On May 14, the UTSW researchers reported that three of the drugs effectively stemmed viral replication in doses safely used to treat other diseases: atovaquone, used to treat malaria and now effective against toxoplasmosis, babesiosis, and Pneumocystic pneumonia; mebendazole, used to treat several parasitic worm infections; and ouabain, a naturally occurring compound used in some parts of the world to treat heart failure.

Dr. Sadek says atovaquone is most promising. It is predicted to covalently attach to the protease binding pocket, has previously been reported to have antiviral activity against other RNA viruses, and has a long history for treating infectious diseases that affect the lungs. By late July, a clinical trial to test the effectiveness of atovaquone on COVID-19 patients was launched at UT Southwestern’s William P. Clements Jr. University Hospital.
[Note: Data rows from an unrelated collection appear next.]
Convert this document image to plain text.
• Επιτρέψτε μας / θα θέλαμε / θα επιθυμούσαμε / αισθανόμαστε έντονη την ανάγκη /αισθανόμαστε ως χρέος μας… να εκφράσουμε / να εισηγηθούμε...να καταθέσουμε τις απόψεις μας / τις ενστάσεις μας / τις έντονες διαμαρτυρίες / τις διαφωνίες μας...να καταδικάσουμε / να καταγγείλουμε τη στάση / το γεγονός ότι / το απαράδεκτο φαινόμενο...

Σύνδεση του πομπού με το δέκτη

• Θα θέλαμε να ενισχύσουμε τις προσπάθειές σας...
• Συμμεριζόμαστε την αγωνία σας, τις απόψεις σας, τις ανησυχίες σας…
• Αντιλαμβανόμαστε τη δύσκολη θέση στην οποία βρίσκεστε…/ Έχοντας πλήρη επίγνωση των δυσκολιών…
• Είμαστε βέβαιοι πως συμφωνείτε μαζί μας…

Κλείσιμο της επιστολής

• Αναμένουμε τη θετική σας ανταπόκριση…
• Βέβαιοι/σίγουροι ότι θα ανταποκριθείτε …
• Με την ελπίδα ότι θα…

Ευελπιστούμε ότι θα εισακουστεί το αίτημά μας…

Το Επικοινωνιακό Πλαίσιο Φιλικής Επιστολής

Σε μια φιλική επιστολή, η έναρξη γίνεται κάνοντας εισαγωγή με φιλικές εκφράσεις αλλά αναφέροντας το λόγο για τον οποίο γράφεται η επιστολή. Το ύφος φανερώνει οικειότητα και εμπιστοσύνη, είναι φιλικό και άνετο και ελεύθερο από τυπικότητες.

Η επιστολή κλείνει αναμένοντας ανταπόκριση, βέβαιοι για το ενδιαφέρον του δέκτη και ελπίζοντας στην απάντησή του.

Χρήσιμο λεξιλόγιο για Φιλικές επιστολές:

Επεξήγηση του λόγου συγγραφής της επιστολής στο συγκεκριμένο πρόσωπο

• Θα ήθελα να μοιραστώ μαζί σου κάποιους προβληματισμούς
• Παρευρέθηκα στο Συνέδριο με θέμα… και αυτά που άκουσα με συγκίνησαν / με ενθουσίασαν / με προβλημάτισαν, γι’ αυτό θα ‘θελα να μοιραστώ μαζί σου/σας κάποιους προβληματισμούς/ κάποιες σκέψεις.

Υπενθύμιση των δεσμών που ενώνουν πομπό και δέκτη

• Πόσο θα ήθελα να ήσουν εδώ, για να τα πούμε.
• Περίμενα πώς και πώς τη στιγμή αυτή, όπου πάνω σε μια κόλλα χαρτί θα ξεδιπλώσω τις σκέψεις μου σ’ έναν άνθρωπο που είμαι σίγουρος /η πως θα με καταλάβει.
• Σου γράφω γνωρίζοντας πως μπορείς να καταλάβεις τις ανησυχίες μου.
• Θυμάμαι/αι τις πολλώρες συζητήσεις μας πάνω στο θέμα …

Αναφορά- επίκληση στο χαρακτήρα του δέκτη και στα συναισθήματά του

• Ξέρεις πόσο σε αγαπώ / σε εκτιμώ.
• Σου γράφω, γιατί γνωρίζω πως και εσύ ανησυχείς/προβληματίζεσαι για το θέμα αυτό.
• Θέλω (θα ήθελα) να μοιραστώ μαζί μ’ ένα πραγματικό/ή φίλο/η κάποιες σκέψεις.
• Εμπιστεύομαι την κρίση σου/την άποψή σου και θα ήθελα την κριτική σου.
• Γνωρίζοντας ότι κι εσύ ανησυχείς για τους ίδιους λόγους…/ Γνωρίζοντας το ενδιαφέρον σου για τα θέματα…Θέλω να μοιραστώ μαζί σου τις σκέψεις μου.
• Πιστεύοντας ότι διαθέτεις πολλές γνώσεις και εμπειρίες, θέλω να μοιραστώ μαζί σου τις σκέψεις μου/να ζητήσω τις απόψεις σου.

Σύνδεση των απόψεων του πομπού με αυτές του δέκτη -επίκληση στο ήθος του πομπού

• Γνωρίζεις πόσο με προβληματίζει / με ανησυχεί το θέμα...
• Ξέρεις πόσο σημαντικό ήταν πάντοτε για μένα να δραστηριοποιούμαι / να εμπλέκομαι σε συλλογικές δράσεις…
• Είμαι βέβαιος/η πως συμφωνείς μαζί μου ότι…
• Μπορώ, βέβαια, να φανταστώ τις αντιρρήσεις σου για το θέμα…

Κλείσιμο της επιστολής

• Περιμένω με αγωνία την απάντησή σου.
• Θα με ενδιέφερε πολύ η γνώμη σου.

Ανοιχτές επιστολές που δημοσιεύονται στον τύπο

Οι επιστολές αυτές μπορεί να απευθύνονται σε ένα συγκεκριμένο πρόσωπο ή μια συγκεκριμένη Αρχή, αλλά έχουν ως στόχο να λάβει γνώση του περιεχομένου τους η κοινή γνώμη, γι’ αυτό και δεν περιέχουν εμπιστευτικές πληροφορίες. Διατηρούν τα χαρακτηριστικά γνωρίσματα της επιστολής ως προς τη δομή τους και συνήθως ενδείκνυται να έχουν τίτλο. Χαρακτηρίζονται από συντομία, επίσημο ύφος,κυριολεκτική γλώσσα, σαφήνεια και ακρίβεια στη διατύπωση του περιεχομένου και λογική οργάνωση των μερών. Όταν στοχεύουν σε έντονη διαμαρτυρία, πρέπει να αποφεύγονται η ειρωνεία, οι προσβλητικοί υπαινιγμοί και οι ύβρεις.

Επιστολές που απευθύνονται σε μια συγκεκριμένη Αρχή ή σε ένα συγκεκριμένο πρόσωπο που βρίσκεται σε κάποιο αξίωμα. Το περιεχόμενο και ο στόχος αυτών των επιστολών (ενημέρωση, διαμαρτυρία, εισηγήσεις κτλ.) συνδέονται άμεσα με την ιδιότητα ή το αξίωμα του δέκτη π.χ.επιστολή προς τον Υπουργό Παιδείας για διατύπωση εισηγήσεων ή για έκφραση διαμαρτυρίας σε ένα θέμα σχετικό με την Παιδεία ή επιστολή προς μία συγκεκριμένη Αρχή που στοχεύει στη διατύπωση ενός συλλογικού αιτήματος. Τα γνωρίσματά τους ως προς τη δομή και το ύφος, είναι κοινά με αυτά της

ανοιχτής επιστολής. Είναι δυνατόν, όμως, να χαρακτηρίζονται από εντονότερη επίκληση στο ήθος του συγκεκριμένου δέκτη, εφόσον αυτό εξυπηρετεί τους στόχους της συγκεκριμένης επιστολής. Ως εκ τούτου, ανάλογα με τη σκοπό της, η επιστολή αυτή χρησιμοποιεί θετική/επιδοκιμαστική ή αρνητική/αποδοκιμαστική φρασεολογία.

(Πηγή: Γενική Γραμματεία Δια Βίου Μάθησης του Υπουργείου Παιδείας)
“Repurposing these FDA-approved drugs could be a fast way to get treatment to patients who otherwise have no option,” says Dr. Sadek, Professor of Internal Medicine, Biophysics, and Molecular Biology.

Dr. Sadek holds the J. Fred Schoellkopf, Jr. Chair in Cardiology.

Dr. Schoggins is a Nancy Cain and Jeffrey A. Marcus Scholar in Medical Research, in Honor of Dr. Bill S. Vowell.